Fiche bibliographique

Wilmet L. - "Pierre Girieud galerie Charlet "
XX Siècle Bruxelles---

-Bruxelles
09-avril 1925
Contenu sur Girieud
L'art de Pierre Girieud nous semble avoir quelques rapports avec celui d'Henri Manguin dont la galerie Giroux nous présentait en février dernier des œuvres nombreuses et diverses et dont les paysages accusaient des ressemblances avec ceux de Guillaumin. Les arbres de Girieud prennent, comme chez ses deux compatriotes, des aspects de boules ou de rochers et sont peints en masses compactes, avec des verts émeraude crus et acides ou des verts cinabres sales (2,9,11,12,27,29). Souvent des tonalités vertes ou bleues remplacent le ton local dans les nus ombrés (18,19,20,33,34). Les chairs ont des colorations d'un rose fade (1). Des dureté se remarquent dans la plupart des contours, dans la ligne des horizon (3,23), dans le dessin des nus (3,19 et autres), qui sont lourds et gras et puissamment modelés. Les portraits sont traités simplement, à larges plans; seul celui de Georges Duhamel trahit de la pensée. Le dessin en est très serré, parfois sec comme chez Léon Frédéric (15). Le granuleux de la peau est bien rendu par la multiplicité des petites touches et les ponçages des empâtement (15,19). De-ci delà un détail choque et attire l'attention qui n'est sollicitée ni par la beauté des lignes, ni par le charme du sujet, ni par la finesse de l'interprétation. Telle jambe se présente mal (18), tel orteil se détache du pied (3), telle main s'enfonce dans la jambe molle comme en une pâte (33).

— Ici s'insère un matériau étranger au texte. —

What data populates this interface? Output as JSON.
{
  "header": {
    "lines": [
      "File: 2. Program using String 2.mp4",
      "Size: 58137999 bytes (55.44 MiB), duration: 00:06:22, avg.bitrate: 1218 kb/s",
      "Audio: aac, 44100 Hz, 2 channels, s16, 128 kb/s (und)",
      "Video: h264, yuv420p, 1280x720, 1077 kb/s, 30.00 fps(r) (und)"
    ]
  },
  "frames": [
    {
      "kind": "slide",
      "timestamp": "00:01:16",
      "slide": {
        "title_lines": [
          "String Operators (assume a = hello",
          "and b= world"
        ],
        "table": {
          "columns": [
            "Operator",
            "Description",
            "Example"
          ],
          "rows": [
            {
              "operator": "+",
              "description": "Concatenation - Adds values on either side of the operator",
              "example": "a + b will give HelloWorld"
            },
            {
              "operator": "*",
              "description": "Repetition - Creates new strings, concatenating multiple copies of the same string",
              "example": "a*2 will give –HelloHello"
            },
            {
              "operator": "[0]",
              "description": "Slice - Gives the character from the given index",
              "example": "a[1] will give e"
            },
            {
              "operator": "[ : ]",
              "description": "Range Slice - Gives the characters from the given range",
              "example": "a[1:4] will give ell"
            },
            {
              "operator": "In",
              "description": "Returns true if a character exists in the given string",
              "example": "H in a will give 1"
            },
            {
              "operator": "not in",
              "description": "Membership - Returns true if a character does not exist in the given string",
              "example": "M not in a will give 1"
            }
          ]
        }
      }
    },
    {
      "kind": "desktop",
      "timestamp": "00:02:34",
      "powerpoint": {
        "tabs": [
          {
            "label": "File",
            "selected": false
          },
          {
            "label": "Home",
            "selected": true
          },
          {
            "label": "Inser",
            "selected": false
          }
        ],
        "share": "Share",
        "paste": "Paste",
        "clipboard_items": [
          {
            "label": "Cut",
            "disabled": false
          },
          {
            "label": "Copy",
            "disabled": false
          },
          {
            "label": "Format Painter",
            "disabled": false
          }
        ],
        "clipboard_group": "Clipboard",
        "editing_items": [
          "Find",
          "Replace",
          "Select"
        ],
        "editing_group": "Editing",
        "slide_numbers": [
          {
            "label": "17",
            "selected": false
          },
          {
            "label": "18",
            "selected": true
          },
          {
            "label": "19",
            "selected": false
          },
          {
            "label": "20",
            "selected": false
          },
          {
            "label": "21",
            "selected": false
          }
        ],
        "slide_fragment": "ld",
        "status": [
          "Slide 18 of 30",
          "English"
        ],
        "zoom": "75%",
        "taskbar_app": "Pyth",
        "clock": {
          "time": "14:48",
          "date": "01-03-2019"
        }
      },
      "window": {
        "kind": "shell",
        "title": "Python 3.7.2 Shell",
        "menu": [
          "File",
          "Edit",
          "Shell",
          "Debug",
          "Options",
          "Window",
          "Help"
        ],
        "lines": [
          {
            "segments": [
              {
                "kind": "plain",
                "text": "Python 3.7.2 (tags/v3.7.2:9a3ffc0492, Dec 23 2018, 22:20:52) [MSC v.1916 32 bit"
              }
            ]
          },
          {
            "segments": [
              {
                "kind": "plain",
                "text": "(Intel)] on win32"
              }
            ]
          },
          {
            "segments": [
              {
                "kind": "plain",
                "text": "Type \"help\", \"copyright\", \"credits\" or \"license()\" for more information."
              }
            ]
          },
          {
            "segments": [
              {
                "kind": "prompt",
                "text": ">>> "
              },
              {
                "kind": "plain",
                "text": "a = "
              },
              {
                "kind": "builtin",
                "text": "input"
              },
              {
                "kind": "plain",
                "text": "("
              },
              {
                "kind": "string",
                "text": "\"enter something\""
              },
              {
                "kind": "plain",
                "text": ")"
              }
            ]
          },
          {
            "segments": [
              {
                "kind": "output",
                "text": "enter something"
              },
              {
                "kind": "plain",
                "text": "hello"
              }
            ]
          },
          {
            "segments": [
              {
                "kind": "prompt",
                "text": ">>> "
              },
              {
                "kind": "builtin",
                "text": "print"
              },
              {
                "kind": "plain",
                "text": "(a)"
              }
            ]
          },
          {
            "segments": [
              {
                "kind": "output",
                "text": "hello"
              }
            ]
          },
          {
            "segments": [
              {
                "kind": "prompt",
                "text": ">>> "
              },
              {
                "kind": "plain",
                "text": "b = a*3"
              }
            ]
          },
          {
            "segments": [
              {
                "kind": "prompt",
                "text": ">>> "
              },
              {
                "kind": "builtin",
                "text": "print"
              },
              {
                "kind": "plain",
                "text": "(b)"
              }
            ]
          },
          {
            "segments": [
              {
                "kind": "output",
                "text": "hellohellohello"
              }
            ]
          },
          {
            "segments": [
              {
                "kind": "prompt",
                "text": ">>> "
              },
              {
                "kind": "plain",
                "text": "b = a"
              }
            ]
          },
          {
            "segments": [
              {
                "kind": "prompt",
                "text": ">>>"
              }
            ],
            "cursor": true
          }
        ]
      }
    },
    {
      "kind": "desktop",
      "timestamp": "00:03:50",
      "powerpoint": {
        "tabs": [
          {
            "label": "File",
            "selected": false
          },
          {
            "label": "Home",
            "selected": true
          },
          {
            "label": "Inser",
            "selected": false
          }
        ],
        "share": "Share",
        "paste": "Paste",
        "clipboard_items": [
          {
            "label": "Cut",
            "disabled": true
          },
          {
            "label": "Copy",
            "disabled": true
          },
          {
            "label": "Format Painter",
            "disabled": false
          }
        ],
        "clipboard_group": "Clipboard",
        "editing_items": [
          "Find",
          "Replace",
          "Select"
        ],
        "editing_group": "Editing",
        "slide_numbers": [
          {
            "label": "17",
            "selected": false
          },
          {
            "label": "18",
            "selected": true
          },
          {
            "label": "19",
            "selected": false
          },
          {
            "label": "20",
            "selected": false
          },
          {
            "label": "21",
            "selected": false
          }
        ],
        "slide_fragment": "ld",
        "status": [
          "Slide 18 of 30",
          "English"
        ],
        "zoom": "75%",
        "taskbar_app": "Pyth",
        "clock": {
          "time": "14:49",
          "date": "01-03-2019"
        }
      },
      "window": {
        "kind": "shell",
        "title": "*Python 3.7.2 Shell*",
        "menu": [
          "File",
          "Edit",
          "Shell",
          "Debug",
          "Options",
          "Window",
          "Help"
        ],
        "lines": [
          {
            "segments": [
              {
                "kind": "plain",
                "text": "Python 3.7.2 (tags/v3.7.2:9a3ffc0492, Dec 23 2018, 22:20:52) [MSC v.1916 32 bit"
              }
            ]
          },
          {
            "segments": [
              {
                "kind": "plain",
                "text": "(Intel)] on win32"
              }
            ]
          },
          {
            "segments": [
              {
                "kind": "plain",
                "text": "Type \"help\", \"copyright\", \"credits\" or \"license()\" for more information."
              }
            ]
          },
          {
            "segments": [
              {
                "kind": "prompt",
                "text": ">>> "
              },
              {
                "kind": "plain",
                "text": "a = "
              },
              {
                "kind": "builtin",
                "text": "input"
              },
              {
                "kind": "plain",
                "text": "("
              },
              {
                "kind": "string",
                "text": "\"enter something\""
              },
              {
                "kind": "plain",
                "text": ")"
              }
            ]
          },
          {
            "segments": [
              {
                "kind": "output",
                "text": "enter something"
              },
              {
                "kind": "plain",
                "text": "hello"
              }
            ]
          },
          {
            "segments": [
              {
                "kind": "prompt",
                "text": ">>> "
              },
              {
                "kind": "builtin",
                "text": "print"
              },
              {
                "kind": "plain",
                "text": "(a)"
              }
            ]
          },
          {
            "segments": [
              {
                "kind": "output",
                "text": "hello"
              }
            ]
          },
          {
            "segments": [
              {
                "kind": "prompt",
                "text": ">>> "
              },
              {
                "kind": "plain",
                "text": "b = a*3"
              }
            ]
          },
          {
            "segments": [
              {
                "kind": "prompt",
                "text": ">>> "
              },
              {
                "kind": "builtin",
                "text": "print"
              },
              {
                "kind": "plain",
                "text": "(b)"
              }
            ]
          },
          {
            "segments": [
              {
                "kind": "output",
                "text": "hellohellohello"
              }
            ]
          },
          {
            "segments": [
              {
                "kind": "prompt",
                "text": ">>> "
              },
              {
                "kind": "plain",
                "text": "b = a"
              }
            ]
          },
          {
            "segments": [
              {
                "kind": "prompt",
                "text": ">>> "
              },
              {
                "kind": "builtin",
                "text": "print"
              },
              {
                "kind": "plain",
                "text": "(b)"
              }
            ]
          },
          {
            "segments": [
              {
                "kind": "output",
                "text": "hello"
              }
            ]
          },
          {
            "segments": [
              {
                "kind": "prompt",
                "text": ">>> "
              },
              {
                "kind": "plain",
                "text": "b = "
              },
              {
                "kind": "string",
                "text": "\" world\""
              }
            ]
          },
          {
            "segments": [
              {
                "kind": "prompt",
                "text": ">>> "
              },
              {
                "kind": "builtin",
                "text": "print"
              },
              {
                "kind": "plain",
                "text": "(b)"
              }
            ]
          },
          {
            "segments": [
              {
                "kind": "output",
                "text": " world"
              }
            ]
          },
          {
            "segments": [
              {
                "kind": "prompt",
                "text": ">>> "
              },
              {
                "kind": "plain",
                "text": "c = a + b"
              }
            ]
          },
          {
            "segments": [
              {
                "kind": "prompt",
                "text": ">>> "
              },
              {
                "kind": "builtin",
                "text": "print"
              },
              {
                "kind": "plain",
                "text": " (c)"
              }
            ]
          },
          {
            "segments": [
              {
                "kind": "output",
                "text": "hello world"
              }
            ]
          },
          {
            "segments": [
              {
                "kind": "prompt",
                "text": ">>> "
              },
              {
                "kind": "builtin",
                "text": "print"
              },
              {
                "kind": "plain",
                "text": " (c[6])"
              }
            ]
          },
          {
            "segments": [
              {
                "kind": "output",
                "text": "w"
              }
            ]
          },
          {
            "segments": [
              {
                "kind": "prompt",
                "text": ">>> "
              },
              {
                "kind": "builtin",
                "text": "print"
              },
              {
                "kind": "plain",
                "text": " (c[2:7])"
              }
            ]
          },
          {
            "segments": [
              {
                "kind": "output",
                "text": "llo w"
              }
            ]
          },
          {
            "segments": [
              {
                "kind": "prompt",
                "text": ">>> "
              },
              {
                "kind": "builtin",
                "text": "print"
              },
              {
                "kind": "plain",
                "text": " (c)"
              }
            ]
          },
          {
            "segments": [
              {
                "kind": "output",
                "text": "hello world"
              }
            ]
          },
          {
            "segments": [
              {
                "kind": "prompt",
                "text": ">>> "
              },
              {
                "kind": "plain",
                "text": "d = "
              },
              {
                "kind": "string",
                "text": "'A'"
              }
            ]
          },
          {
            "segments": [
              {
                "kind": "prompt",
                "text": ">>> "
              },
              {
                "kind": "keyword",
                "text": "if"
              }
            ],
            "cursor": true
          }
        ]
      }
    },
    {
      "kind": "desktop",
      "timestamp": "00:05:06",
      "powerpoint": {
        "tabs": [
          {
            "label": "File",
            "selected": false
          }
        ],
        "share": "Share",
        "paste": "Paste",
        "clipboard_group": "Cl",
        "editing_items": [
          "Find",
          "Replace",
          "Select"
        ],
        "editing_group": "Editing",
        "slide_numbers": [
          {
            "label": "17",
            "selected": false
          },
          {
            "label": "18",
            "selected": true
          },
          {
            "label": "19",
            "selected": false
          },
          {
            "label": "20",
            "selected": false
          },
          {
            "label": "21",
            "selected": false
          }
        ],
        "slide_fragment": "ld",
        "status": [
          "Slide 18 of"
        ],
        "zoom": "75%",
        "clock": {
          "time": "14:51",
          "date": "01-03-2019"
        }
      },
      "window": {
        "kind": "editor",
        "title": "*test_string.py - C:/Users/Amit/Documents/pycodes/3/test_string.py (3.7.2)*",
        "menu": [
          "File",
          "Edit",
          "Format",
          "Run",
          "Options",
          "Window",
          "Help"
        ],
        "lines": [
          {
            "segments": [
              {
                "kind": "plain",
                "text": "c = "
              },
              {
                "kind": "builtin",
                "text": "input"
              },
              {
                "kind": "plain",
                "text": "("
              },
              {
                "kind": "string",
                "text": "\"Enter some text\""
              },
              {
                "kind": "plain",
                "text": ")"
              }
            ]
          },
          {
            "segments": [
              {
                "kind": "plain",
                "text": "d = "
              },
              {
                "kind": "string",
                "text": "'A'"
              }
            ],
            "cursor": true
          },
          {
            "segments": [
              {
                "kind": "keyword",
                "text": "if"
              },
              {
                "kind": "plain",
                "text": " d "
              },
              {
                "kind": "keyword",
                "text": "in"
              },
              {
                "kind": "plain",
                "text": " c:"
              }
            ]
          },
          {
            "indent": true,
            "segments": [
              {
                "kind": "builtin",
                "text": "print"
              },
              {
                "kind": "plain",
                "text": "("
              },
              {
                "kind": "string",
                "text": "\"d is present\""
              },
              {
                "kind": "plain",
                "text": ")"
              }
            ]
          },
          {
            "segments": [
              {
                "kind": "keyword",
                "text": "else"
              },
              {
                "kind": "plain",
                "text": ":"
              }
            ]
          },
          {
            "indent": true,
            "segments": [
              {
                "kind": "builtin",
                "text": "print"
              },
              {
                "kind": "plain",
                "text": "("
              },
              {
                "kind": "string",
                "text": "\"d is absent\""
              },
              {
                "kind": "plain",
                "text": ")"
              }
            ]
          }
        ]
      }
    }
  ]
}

Les tableaux ont plutôt le caractère d'études, que d’œuvres complètes. Il y a longtemps d'ailleurs que le "On ne finit que sur du fini", de M. Ingres est passé de mode et que la laideur n’effarouche plus en art. Jadis le maître enseignait, et il était écouté : "L'art ne doit rendre que la beauté. Si vous voulez voir cette jambe laide, je sais bien qu'il y aura matière; mais je vous dirai : Prenez mes yeux et vous la trouverez belle". Dans les compositions (2), les groupes sont gracieusement formés et présentés en lignes harmonieuses. Il gagnent à être vus en blanc et noir (39,40), sans le trouble qu'apporte le fond lourd et terne. L'art de Pierre Girieud ne tente pas assez de se dégager du poids de la matière. Trop de matérialisme l'alourdit et s'il réussit à modeler les volumes, il n'arrivera pas à évoquer de l'âme et à manier la belle couleur de la vie dans la nature.